City Council gives high marks to trainer

Ashland City Councilors said training sessions to teach them how to work together more cooperatively and efficiently are paying off.

"They're excellent," said Councilor Kate Jackson of 's sessions with council members.

"He's made a lot of his own time available to meet with pairs of us as we're ready. Each one of us is responsible for knowing how to communicate better and hear each other out."

The City Council received widespread criticism from residents and drew national media attention after news broke in October that the city of Ashland would pay Kirschner $37,000 for five months of group and individual training.

Kirschner is the co-author of several best-selling books about how to deal with difficult people. Trained as a naturopathic physician, Kirschner began offering workshops on practitioner/patient communication and eventually began training programs for corporate clients such as Heineken, NASA and Starbucks Coffee Company.

Jackson said she believes that the money spent to train councilors will end up saving money across city of Ashland operations. For one, she said, the city may be better able to recruit and retain city employees.

In the past several years, the city has seen turnover in such key posts as the city administrator, planning director, city attorney, police chief and public works director.
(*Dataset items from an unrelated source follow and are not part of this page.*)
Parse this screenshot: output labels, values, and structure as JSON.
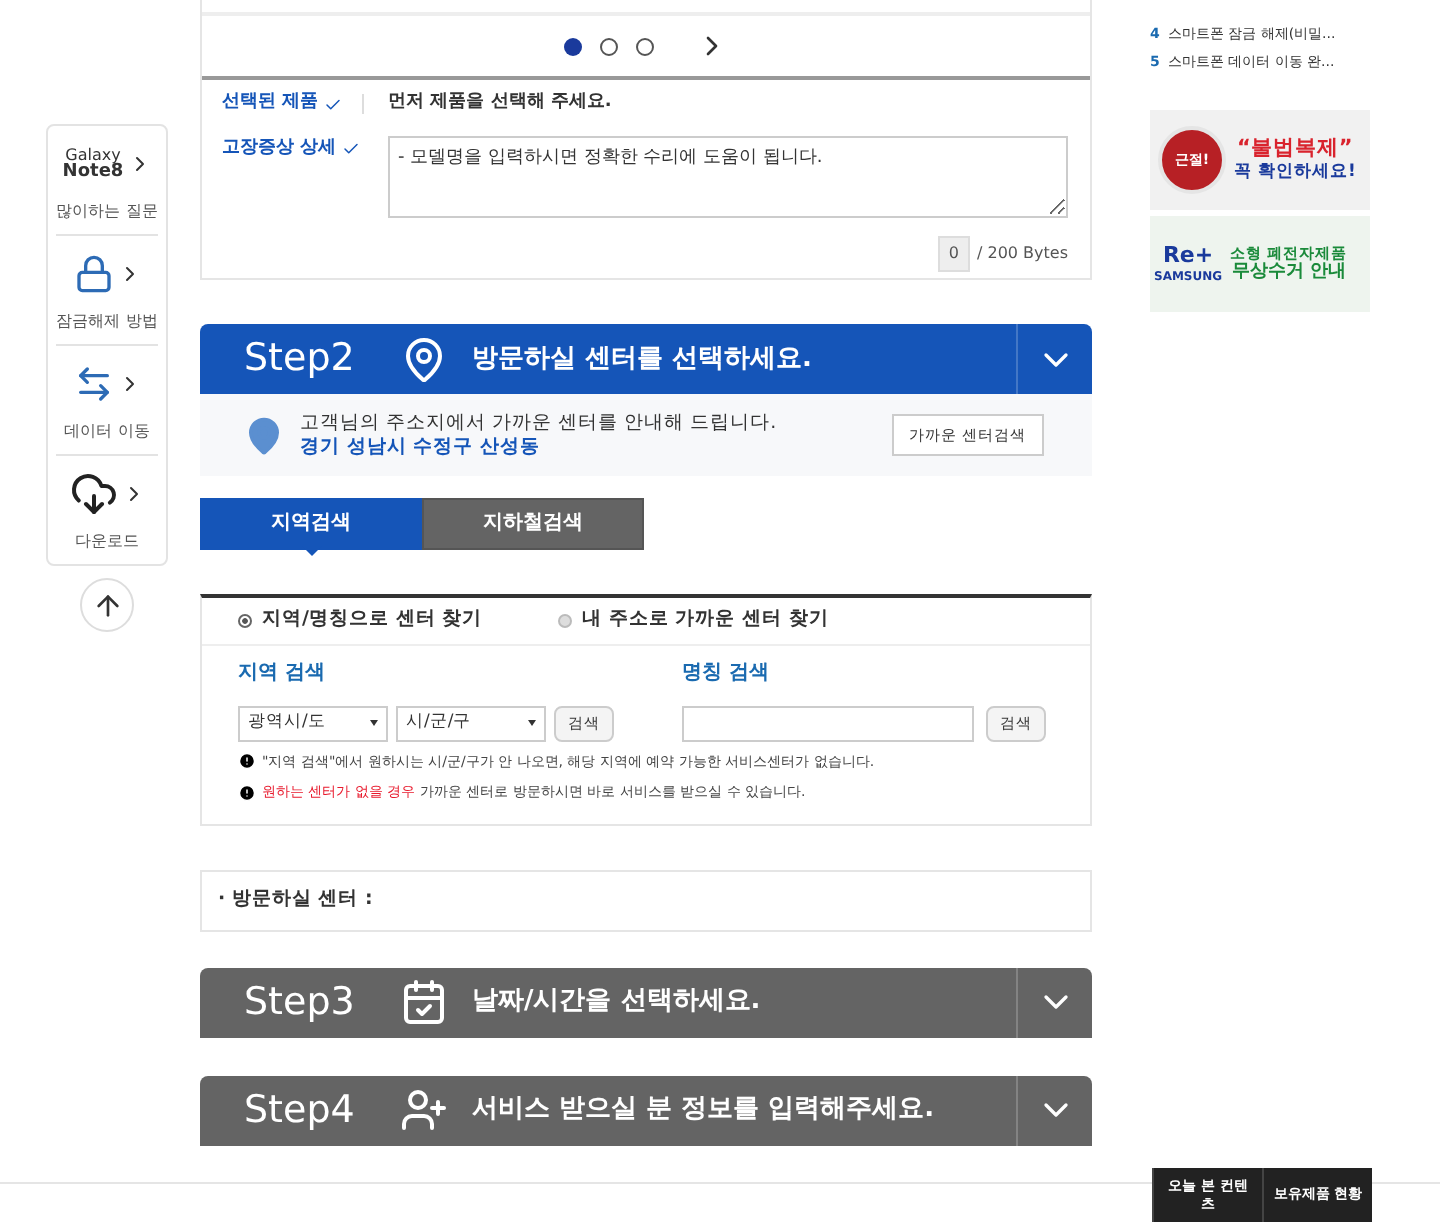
{
  "quick_menu": [
    {
      "title": "Galaxy",
      "subtitle": "Note8",
      "label": "많이하는 질문",
      "kind": "text"
    },
    {
      "label": "잠금해제 방법",
      "kind": "lock"
    },
    {
      "label": "데이터 이동",
      "kind": "transfer"
    },
    {
      "label": "다운로드",
      "kind": "download"
    }
  ],
  "carousel_dots": [
    {
      "selected": true
    },
    {
      "selected": false
    },
    {
      "selected": false
    }
  ],
  "product": {
    "label": "선택된 제품",
    "value": "먼저 제품을 선택해 주세요."
  },
  "symptom": {
    "label": "고장증상 상세",
    "placeholder": "- 모델명을 입력하시면 정확한 수리에 도움이 됩니다.",
    "count": "0",
    "limit": "/ 200 Bytes"
  },
  "steps": [
    {
      "step": "Step2",
      "title": "방문하실 센터를 선택하세요.",
      "kind": "map",
      "active": true
    },
    {
      "step": "Step3",
      "title": "날짜/시간을 선택하세요.",
      "kind": "calendar",
      "active": false
    },
    {
      "step": "Step4",
      "title": "서비스 받으실 분 정보를 입력해주세요.",
      "kind": "person",
      "active": false
    }
  ],
  "location": {
    "message": "고객님의 주소지에서 가까운 센터를 안내해 드립니다.",
    "address": "경기 성남시 수정구 산성동",
    "button": "가까운 센터검색"
  },
  "search_tabs": [
    {
      "label": "지역검색",
      "selected": true
    },
    {
      "label": "지하철검색",
      "selected": false
    }
  ],
  "modes": [
    {
      "label": "지역/명칭으로 센터 찾기",
      "selected": true
    },
    {
      "label": "내 주소로 가까운 센터 찾기",
      "selected": false
    }
  ],
  "region_search": {
    "title": "지역 검색",
    "selects": [
      "광역시/도",
      "시/군/구"
    ],
    "button": "검색"
  },
  "name_search": {
    "title": "명칭 검색",
    "button": "검색"
  },
  "notices": [
    "\"지역 검색\"에서 원하시는 시/군/구가 안 나오면, 해당 지역에 예약 가능한 서비스센터가 없습니다.",
    "**원하는 센터가 없을 경우** 가까운 센터로 방문하시면 바로 서비스를 받으실 수 있습니다."
  ],
  "visit_center": "· 방문하실 센터 :",
  "popular": [
    {
      "rank": "4",
      "text": "스마트폰 잠금 해제(비밀..."
    },
    {
      "rank": "5",
      "text": "스마트폰 데이터 이동 완..."
    }
  ],
  "banners": [
    {
      "kind": "copyright",
      "badge": "근절!",
      "title": "“불법복제”",
      "subtitle": "꼭 확인하세요!"
    },
    {
      "kind": "recycle",
      "brand": "Re+",
      "company": "SAMSUNG",
      "title": "소형 폐전자제품",
      "subtitle": "무상수거 안내"
    }
  ],
  "bottom_tabs": [
    "오늘 본 컨텐츠",
    "보유제품 현황"
  ]
}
On Oct. 16, the City Council made it through all the items on its packed agenda, had several unanimous votes and finished before the mandatory 10:30 p.m. stop time. The council's two most recent regular meetings included public hearings on controversial issues that attracted dozens of residents. With much of the meetings devoted to public testimony, the council did not finish its agenda either night.

But Councilors Jackson and Russ Silbiger said the council made many key decisions in an effective manner. One was adopting a set of council rules meant to improve councilors' relations with each other and city employees, Silbiger said.
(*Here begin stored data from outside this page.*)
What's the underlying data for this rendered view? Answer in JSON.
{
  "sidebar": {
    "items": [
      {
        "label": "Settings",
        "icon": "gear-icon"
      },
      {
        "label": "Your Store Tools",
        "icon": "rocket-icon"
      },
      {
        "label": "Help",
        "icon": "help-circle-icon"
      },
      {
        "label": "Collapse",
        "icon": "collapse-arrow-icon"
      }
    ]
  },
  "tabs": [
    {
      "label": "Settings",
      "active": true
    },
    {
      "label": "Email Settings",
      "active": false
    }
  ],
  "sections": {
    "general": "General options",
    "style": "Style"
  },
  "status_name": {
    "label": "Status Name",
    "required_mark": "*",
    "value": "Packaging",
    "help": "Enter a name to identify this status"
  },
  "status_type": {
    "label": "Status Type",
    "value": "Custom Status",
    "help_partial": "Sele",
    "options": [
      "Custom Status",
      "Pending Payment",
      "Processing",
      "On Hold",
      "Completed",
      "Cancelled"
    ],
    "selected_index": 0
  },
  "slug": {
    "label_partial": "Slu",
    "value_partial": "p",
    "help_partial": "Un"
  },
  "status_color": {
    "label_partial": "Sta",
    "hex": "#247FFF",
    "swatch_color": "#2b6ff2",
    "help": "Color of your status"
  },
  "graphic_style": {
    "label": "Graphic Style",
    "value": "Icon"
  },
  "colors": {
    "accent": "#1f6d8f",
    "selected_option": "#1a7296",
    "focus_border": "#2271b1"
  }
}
On one rule, Silbiger proposed language, Councilor Cate Hartzell suggested a more streamlined approach, and the council voted unanimously to make the change.
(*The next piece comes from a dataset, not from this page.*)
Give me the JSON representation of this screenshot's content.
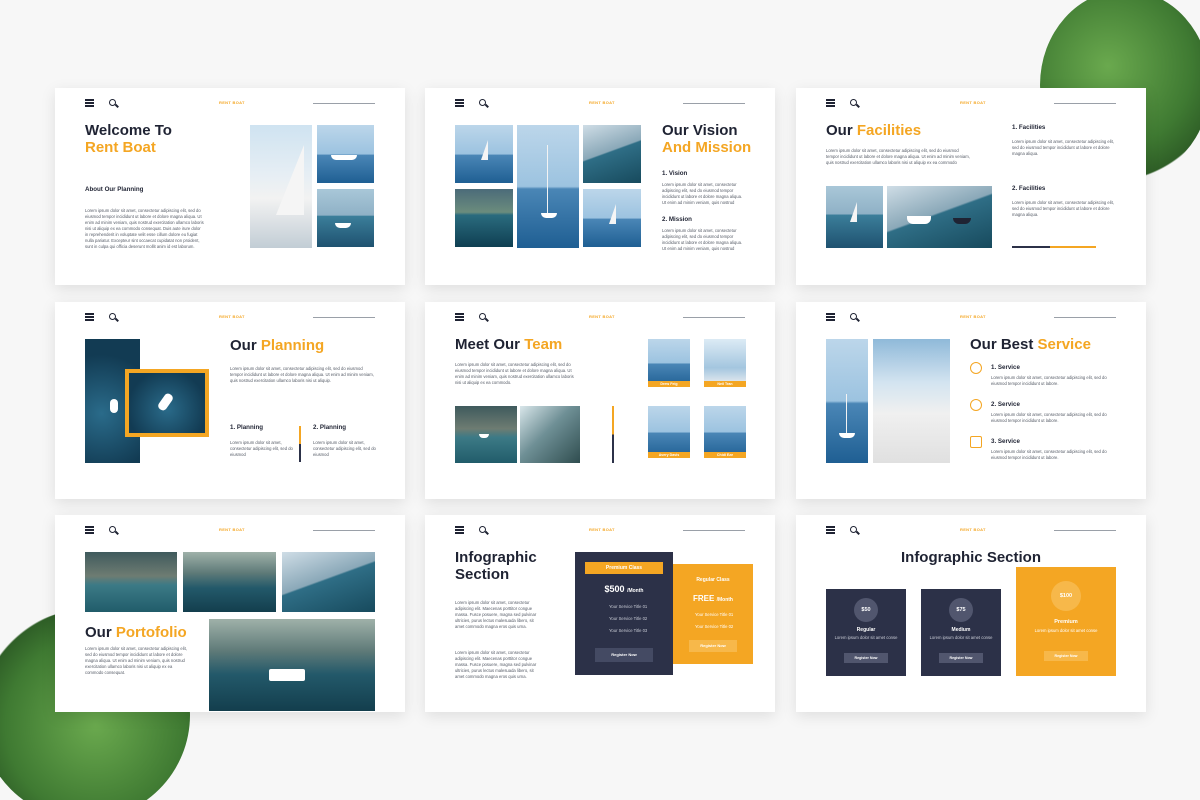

"The last council meeting we adopted the council rules, which we had been struggling with internally for a year," Silbiger said. "We all seemed to be working together and helping to find the right words.

It seemed to be a fairly positive thing. It was certainly an indicator we're working together better as a council."

Councilors have had occasional flare-ups, as when Councilor Eric Navickas accused Councilor David Chapman of being disrespectful because Chapman began gathering up his papers five minutes before a meeting ended.

Kirschner said one way he will measure if the council is making progress is if they have fewer votes where three councilors oppose the other three councilors and Mayor John Morrison has to vote to break the tie. The mayor only votes to break ties under Ashland's city charter.

Navickas said he is seeing progress on that front.

"We're working toward a healthier political model, away from 3-3 votes, of coming to a decision where everyone feels comfortable," he said. "Instead of having the majority pushing, it's giving concessions toward the center. It might not be the best decision, but it brings everyone together. It's a much healthier model than when you have adversarial groups and the majority tries to get their way."

Despite the push toward cooperation, Navickas said he hasn't felt pressure to not engage in healthy debate.

"I don't think that's the focus of the counseling at all. The focus is on moving away from preconceived notions of each other," he said.

Kirschner said he doesn't want to stifle debate among councilors, but to help them understand that each person is elected and represents a segment of the community that deserves respect and representation.

"I tell them to be strong advocates and representatives of the things you care about. Come at it with intelligence and understand that other councilors have a piece of the puzzle," he said.

Kirschner said he has developed affection and admiration for all the council members. He called them deep thinkers who study hundreds of pages of documents before each meeting to gain a solid understanding of complicated issues.

Kirschner said the City Council has been attacked in the press and on Internet message boards where people can anonymously post despicable, mean-spirited comments.

"If citizens of the community want people to step up in the future, they should take care," he said.

"What's the incentive if you are just attacked?"